The type of crude oil heavily influences how much it costs to turn it into a gallon of gasoline. "Light, sweet" crude oil is easier to refine into gasoline and diesel, and thus it keeps those costs down. But since that is the kind of crude oil that is most in demand, supplies aren't always highest. On the flipside, what they call "heavy, sour crude" is much more difficult and expensive to refine, but there tends to be much more of it available. So if they, the refineries, find themselves having to refine more of that sour type of crude oil to make gasoline, it's going to drive up the cost of the gasoline for you at the pump.
How much is the station really taking?
One other thing that has not been mentioned in our price breakdown is the station markup. Remember when we were talking about the consumer perception that the gas station is making boatloads of cash off of the gas they are selling. But when you look at the amount that has to go to the government and to the refinery and the oil company, there's really not much left over for the gas station. Most gas stations barely make single digit cents on a gallon of gas or diesel. Most times they can barely make 5-6 cents per gallon. In fact, when gas stations have to deduct the cut from the credit card companies for consumers using their debit cards at the pump, they may not make anything at all off a gallon of gas. They simply use the fuel as a "loss leader" to get the consumer into the convenient store where they can make virtually all their actual profit off of this soda and snacks that they sell.

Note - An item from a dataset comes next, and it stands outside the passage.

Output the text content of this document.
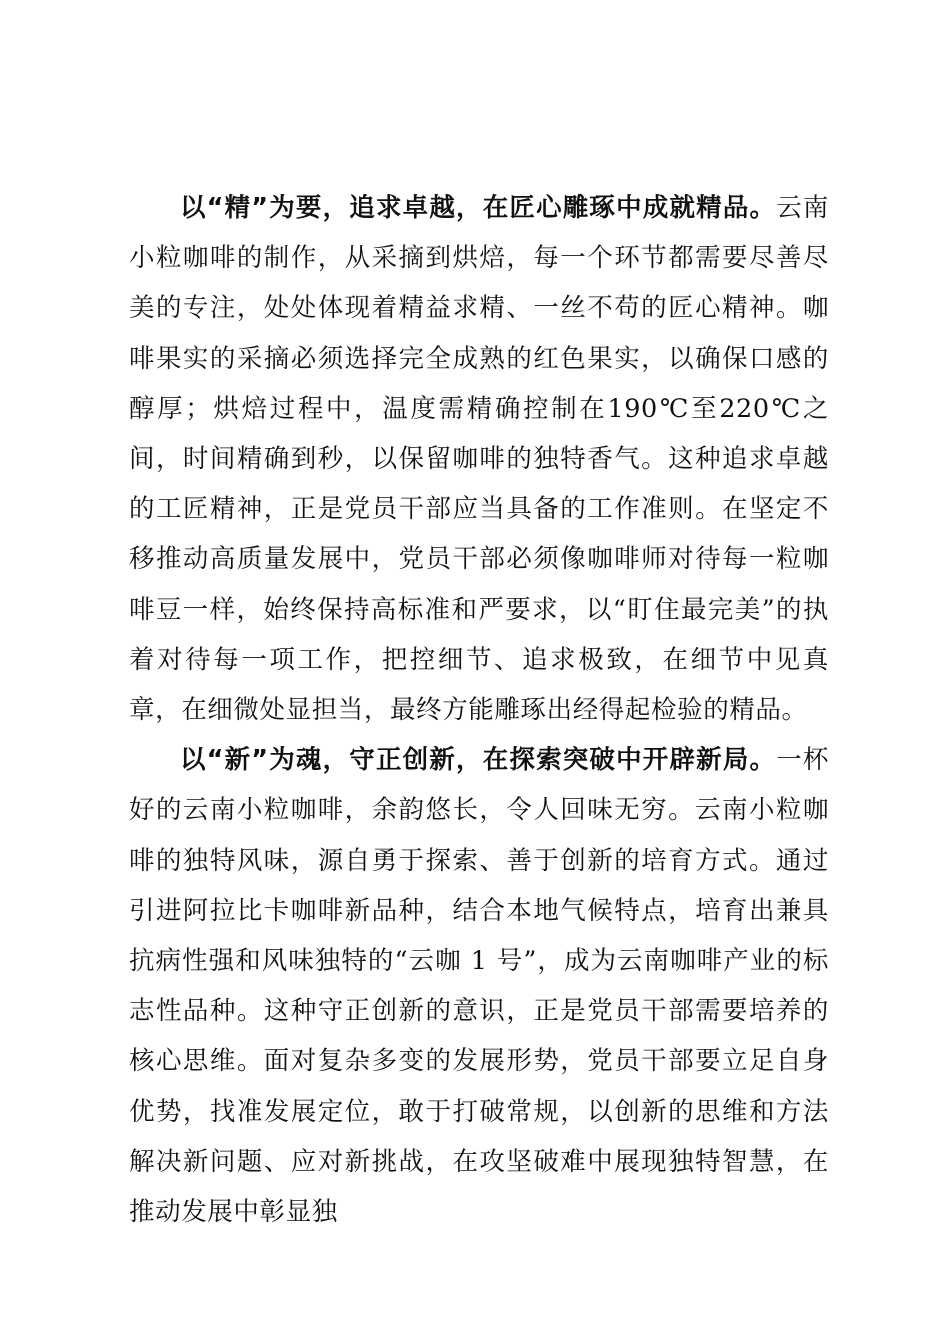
以“精”为要，追求卓越，在匠心雕琢中成就精品。云南小粒咖啡的制作，从采摘到烘焙，每一个环节都需要尽善尽美的专注，处处体现着精益求精、一丝不苟的匠心精神。咖啡果实的采摘必须选择完全成熟的红色果实，以确保口感的醇厚；烘焙过程中，温度需精确控制在190℃至220℃之间，时间精确到秒，以保留咖啡的独特香气。这种追求卓越的工匠精神，正是党员干部应当具备的工作准则。在坚定不移推动高质量发展中，党员干部必须像咖啡师对待每一粒咖啡豆一样，始终保持高标准和严要求，以“盯住最完美”的执着对待每一项工作，把控细节、追求极致，在细节中见真章，在细微处显担当，最终方能雕琢出经得起检验的精品。

以“新”为魂，守正创新，在探索突破中开辟新局。一杯好的云南小粒咖啡，余韵悠长，令人回味无穷。云南小粒咖啡的独特风味，源自勇于探索、善于创新的培育方式。通过引进阿拉比卡咖啡新品种，结合本地气候特点，培育出兼具抗病性强和风味独特的“云咖 1 号”，成为云南咖啡产业的标志性品种。这种守正创新的意识，正是党员干部需要培养的核心思维。面对复杂多变的发展形势，党员干部要立足自身优势，找准发展定位，敢于打破常规，以创新的思维和方法解决新问题、应对新挑战，在攻坚破难中展现独特智慧，在推动发展中彰显独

Is There Hope For the Future?
Will we ever see a return to gas prices that are below two dollars per gallon? Nobody knows the future, but looking at the overall situation there are a few observations might make us less than optimistic about that.
If taxes make up 13% or more of a gallon of fuel cost, then we have to realize that it would take the government lowering taxes to reduce that part of the gallon cost. Given our current budgetary issues nationwide, its really hard to predict that happening.
The cost of crude next up two thirds of the cost of gasoline. So that could have the biggest potential for lowering fuel prices. But will the cost of crudego down so much that the cost of gas drops by, say, two dollars per gallon? Not likely at all, especially considering that consumer demand around the world is increasing, not decreasing. Blame all of those energy-hungry consumers in India and China and other former Third World countries. So it is much more likely that three or four dollar gasoline is going to be the new norm, at best.
This post was published on December 5, 2013 and was updated on January 22, 2016.